By the same token, if a tree falls down in your yard and kills someone, you won’t be charged, but if it fell because you didn’t maintain it properly and ignored warning signs, it’s a different story.

The same mistreatment could apply to a car. It’s scary to think that we’re looking forward to a future where delaying an oil change and running your vehicle into the ground could result in death and a serious charge, but maybe future generations will be much more fastidious with their vehicular maintenance.

We can only hope!

Learn More About Data And Business

Big data plays a significant role in today’s high-tech world. It will redefine how we discover new medicines, develop new products, and provide a better service. As a small business, it may seem a little irrelevant and out of reach, but if you use social media marketing, Google Ads, or even Google Analytics, you’re already taking advantage of this technology.

To learn more about the benefits of using data for your business, take a look at some previous This Week With Sabir episodes, including a guide to improving conversion rates with Gajan Retnasaba and tips on understanding analytics with Avinash Kaushik.

Reid was the 23rd guest on This Week With Sabir for 2020 and there’s still more to come, so if you haven’t already, make sure you subscribe to my YouTube channel and bookmark the Growth By Sabir website.

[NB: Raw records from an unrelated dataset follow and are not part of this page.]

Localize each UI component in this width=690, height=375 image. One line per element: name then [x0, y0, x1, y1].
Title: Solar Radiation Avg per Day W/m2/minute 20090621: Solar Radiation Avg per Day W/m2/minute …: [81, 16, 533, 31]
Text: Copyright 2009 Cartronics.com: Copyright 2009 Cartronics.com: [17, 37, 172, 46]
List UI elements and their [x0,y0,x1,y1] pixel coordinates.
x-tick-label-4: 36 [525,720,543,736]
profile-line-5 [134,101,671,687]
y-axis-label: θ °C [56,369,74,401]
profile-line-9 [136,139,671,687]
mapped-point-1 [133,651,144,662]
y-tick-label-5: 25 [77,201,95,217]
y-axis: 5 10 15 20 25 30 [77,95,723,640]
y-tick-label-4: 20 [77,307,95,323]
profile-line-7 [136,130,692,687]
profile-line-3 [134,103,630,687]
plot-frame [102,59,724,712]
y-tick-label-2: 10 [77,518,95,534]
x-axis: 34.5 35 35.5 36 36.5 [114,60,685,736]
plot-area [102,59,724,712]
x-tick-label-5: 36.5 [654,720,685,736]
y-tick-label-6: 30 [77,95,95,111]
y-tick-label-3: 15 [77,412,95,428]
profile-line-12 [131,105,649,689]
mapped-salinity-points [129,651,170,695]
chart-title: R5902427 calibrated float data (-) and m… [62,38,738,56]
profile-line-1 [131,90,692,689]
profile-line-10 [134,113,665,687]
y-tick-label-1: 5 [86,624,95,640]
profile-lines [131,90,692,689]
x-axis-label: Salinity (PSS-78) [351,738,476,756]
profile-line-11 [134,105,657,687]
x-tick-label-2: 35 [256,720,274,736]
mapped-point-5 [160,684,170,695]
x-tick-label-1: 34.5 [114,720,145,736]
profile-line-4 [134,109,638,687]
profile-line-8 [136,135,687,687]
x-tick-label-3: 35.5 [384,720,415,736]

About Our Guest: Reid Blackman

Meet Reid Blackman, Ph.D. Reid is the Founder and CEO of Virtue. In that capacity, he works with senior leaders of organizations to integrate ethics and ethical risk mitigation into the company culture and the development, deployment, and procurement of digital products. He is also a Senior Advisor to Ernst & Young and sits on their Artificial Intelligence Advisory Board, and is a member of IEEE’s Ethically Aligned Design Initiative and the EU AI Alliance.

Reid’s work has been profiled in The Wall Street Journal and Dell Perspectives and he has contributed pieces to The Harvard Business Review, TechCrunch, VentureBeat, and Risk & Compliance Magazine. He has been quoted in numerous news articles, and he regularly speaks at various venues including The World Economic Forum, SAP, Cannes Lions, Forbes, NYU Stern School of Business, Columbia University, and AIG.

Prior to founding Virtue, Reid was a professor of philosophy at Colgate University and a Fellow at the Parr Center for Ethics at the University of North Carolina, Chapel Hill. His research appears in numerous prestigious professional journals including the European Journal of Philosophy, The Canadian Journal of Philosophy, The British Journal for the History of Philosophy, and Erkenntnis. He also founded a fireworks wholesaling company and was even a flying trapeze instructor. He received his B.A. from Cornell University, his M.A. from Northwestern University, and his Ph.D. from The University of Texas, Austin.